I was given an older NOMA Signature Series snow blower that needed some work, and because I'm learning how to fix this stuff myself, I figured a free machine to tinker on would be nice.

After getting it, I realized it was a helluva machine, so I took it to my "guy," who fixed the carburetor, something with the governor, and changed the oil. 

After getting it home, i've realized it still needs a little TLC. The auger doesn't stop, which i've found people saying is common with these. The chute the snow comes out of has a cable that lets you change the trajectory angle ... that broke. 

Plus, it's an old machine and as time goes on, more is going to break. That's a fact i've come to accept dealing with this stuff. 

My problem is that I can't find a damned thing for this particular model. My research says they became Murray, then BS bought the name, and there might even be connections to Toro, LTD, etc.

I need help. 

It's a NOMA Signature Series 12/33. On the plate showing model/serial info, the serial number is on the right, but down the left sides it reads:

CS 1233DEL
584398

Any help or suggestions you can offer would be helpful.


----------



## SayItAintSnow (Dec 15, 2017)

'Smitty,

I have an old Noma blower myself in my snowblower collection. It's a beast, but not as big a beast as the one you have....:wink2:. About three or four years ago, I decided to restore it, after 25 years or so of great service to me. 

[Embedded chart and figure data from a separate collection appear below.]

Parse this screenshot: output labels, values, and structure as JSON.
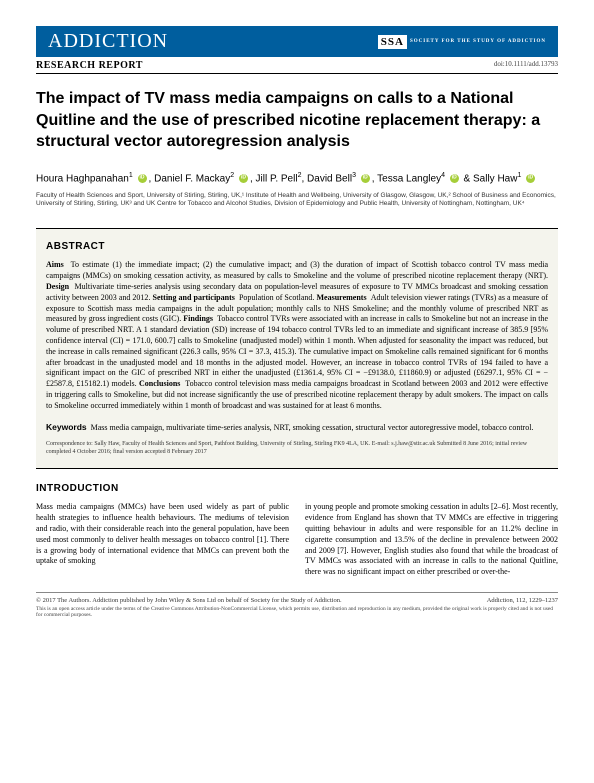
{
  "journal": "ADDICTION",
  "ssa_text": "SOCIETY FOR THE STUDY OF ADDICTION",
  "section_label": "RESEARCH REPORT",
  "doi": "doi:10.1111/add.13793",
  "title": "The impact of TV mass media campaigns on calls to a National Quitline and the use of prescribed nicotine replacement therapy: a structural vector autoregression analysis",
  "authors_html": "Houra Haghpanahan¹ ⊙, Daniel F. Mackay² ⊙, Jill P. Pell², David Bell³ ⊙, Tessa Langley⁴ ⊙ & Sally Haw¹ ⊙",
  "authors": {
    "a1": "Houra Haghpanahan",
    "a2": "Daniel F. Mackay",
    "a3": "Jill P. Pell",
    "a4": "David Bell",
    "a5": "Tessa Langley",
    "a6": "Sally Haw"
  },
  "affiliations": "Faculty of Health Sciences and Sport, University of Stirling, Stirling, UK,¹ Institute of Health and Wellbeing, University of Glasgow, Glasgow, UK,² School of Business and Economics, University of Stirling, Stirling, UK³ and UK Centre for Tobacco and Alcohol Studies, Division of Epidemiology and Public Health, University of Nottingham, Nottingham, UK⁴",
  "abstract": {
    "heading": "ABSTRACT",
    "aims_label": "Aims",
    "aims": "To estimate (1) the immediate impact; (2) the cumulative impact; and (3) the duration of impact of Scottish tobacco control TV mass media campaigns (MMCs) on smoking cessation activity, as measured by calls to Smokeline and the volume of prescribed nicotine replacement therapy (NRT).",
    "design_label": "Design",
    "design": "Multivariate time-series analysis using secondary data on population-level measures of exposure to TV MMCs broadcast and smoking cessation activity between 2003 and 2012.",
    "setting_label": "Setting and participants",
    "setting": "Population of Scotland.",
    "measurements_label": "Measurements",
    "measurements": "Adult television viewer ratings (TVRs) as a measure of exposure to Scottish mass media campaigns in the adult population; monthly calls to NHS Smokeline; and the monthly volume of prescribed NRT as measured by gross ingredient costs (GIC).",
    "findings_label": "Findings",
    "findings": "Tobacco control TVRs were associated with an increase in calls to Smokeline but not an increase in the volume of prescribed NRT. A 1 standard deviation (SD) increase of 194 tobacco control TVRs led to an immediate and significant increase of 385.9 [95% confidence interval (CI) = 171.0, 600.7] calls to Smokeline (unadjusted model) within 1 month. When adjusted for seasonality the impact was reduced, but the increase in calls remained significant (226.3 calls, 95% CI = 37.3, 415.3). The cumulative impact on Smokeline calls remained significant for 6 months after broadcast in the unadjusted model and 18 months in the adjusted model. However, an increase in tobacco control TVRs of 194 failed to have a significant impact on the GIC of prescribed NRT in either the unadjusted (£1361.4, 95% CI = −£9138.0, £11860.9) or adjusted (£6297.1, 95% CI = −£2587.8, £15182.1) models.",
    "conclusions_label": "Conclusions",
    "conclusions": "Tobacco control television mass media campaigns broadcast in Scotland between 2003 and 2012 were effective in triggering calls to Smokeline, but did not increase significantly the use of prescribed nicotine replacement therapy by adult smokers. The impact on calls to Smokeline occurred immediately within 1 month of broadcast and was sustained for at least 6 months.",
    "keywords_label": "Keywords",
    "keywords": "Mass media campaign, multivariate time-series analysis, NRT, smoking cessation, structural vector autoregressive model, tobacco control.",
    "correspondence": "Correspondence to: Sally Haw, Faculty of Health Sciences and Sport, Pathfoot Building, University of Stirling, Stirling FK9 4LA, UK. E-mail: s.j.haw@stir.ac.uk Submitted 8 June 2016; initial review completed 4 October 2016; final version accepted 8 February 2017"
  },
  "intro": {
    "heading": "INTRODUCTION",
    "col1": "Mass media campaigns (MMCs) have been used widely as part of public health strategies to influence health behaviours. The mediums of television and radio, with their considerable reach into the general population, have been used most commonly to deliver health messages on tobacco control [1]. There is a growing body of international evidence that MMCs can prevent both the uptake of smoking",
    "col2": "in young people and promote smoking cessation in adults [2–6]. Most recently, evidence from England has shown that TV MMCs are effective in triggering quitting behaviour in adults and were responsible for an 11.2% decline in cigarette consumption and 13.5% of the decline in prevalence between 2002 and 2009 [7]. However, English studies also found that while the broadcast of TV MMCs was associated with an increase in calls to the national Quitline, there was no significant impact on either prescribed or over-the-"
  },
  "footer": {
    "left": "© 2017 The Authors. Addiction published by John Wiley & Sons Ltd on behalf of Society for the Study of Addiction.",
    "right": "Addiction, 112, 1229–1237",
    "note": "This is an open access article under the terms of the Creative Commons Attribution-NonCommercial License, which permits use, distribution and reproduction in any medium, provided the original work is properly cited and is not used for commercial purposes."
  }
}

These old machines, built by Murray and badged with names like Noma and Yard King or even Craftsman are generally well worth restoring. But, as you suggest, it's getting more difficult to find parts.

Your starting point, is to have a manual for that machine, particularly if it contains part numbers. _*A very thoughtful member of this forum (NFryan) scanned and posted his manual online back in 2017. This one has the part numbers listed. *_Hopefully, this applies to your machine.....

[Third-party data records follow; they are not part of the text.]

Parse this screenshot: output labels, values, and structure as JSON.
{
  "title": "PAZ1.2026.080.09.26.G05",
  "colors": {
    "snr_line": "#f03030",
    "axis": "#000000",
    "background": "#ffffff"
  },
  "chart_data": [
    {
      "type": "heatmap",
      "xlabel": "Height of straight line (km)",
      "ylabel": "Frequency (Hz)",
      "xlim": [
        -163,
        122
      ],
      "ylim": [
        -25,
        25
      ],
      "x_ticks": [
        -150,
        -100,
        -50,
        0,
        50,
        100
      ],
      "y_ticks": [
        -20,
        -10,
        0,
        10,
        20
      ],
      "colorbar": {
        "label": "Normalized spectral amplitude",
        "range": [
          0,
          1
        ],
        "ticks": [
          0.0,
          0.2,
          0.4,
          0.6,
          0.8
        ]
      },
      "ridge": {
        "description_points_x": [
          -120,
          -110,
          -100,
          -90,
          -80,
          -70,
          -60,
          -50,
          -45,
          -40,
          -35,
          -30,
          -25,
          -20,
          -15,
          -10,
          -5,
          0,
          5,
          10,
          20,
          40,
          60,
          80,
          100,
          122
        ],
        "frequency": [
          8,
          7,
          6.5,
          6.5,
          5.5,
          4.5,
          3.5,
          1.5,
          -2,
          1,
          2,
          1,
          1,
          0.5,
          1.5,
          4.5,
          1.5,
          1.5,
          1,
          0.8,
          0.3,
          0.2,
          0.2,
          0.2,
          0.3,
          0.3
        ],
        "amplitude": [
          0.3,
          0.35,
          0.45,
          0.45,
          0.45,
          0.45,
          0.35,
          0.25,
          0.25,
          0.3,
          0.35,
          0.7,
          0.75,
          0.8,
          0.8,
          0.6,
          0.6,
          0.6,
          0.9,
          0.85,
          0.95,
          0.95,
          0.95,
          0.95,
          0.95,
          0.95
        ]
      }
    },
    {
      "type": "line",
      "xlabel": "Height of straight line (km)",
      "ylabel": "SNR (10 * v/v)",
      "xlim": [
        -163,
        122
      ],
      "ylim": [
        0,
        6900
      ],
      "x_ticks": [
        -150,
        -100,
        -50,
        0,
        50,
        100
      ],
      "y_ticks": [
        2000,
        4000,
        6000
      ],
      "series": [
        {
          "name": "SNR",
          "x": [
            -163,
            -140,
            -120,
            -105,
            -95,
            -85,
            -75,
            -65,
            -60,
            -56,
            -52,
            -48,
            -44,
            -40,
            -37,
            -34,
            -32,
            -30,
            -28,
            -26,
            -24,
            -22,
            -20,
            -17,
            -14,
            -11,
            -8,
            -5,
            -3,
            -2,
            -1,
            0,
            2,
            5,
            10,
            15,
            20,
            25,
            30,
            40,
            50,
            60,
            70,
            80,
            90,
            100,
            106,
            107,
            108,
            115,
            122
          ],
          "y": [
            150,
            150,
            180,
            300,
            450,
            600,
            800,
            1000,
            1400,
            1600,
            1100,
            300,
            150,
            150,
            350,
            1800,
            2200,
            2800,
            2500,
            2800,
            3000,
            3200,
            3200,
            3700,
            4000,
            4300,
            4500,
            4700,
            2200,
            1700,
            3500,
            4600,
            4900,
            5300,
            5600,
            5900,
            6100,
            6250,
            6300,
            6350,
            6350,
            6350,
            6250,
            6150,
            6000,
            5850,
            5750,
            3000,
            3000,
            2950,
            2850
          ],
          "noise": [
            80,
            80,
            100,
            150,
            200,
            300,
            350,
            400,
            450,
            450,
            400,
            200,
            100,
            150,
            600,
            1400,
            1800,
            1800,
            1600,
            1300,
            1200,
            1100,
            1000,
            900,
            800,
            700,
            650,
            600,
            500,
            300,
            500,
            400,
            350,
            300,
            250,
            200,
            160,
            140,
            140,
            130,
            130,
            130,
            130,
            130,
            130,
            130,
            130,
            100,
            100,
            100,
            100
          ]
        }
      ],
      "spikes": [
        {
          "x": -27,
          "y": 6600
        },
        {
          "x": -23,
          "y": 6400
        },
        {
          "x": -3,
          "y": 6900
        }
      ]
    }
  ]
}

The link is https://redirect.viglink.com/?format=go&jsonp=vglnk_156458399665814&key=6c4bb3b8c72a0e622055a964efc64f94&libId=jyrca2b0010006xb000DAbtz4yls0&loc=https%3A%2F%2Fwww.snowblowerforum.com%2Fforum%2Fmurray-snowblowers%2F120401-noma-signature-manual.html&v=1&opt=true&out=https%3A%2F%2Fwww.dropbox.com%2Fs%2Fqo78ci6jiqzla9r%2FNOMA%2520Singnature%25201.pdf%3Fdl%3D1&ref=https%3A%2F%2Fwww.google.com%2F&title=NOMA%20Signature%20Manual%20-%20Snowblower%20Forum%20%3A%20Snow%20Blower%20Forums&txt=https%3A%2F%2Fwww.dropbox.com%2Fs%2Fqo78ci6jiq...e%25201.pdf%3Fdl%3D1

When chasing down parts, you should expect that some of the part numbers have been discontinued, but oftentimes a part number will be superseded by a newer one, for the identical part. It can be a challenge, but Google the part numbers you need, and see what you can find.

Good luck with that project, and if you need any additional help, post more questions to this thread. Even in these unbearably hot _dog days_ of August, you have a collection of die-hard snowblower enthusiasts who check this board regularly, and are a bunch of good folks, eager to help. :thumbsup:.
.


----------



## Bangorsmitty (Jul 30, 2019)

I appreciate the help. I did download that manual. I'll get started tonight and i'm sure i'll be in touch! Thanks again.


----------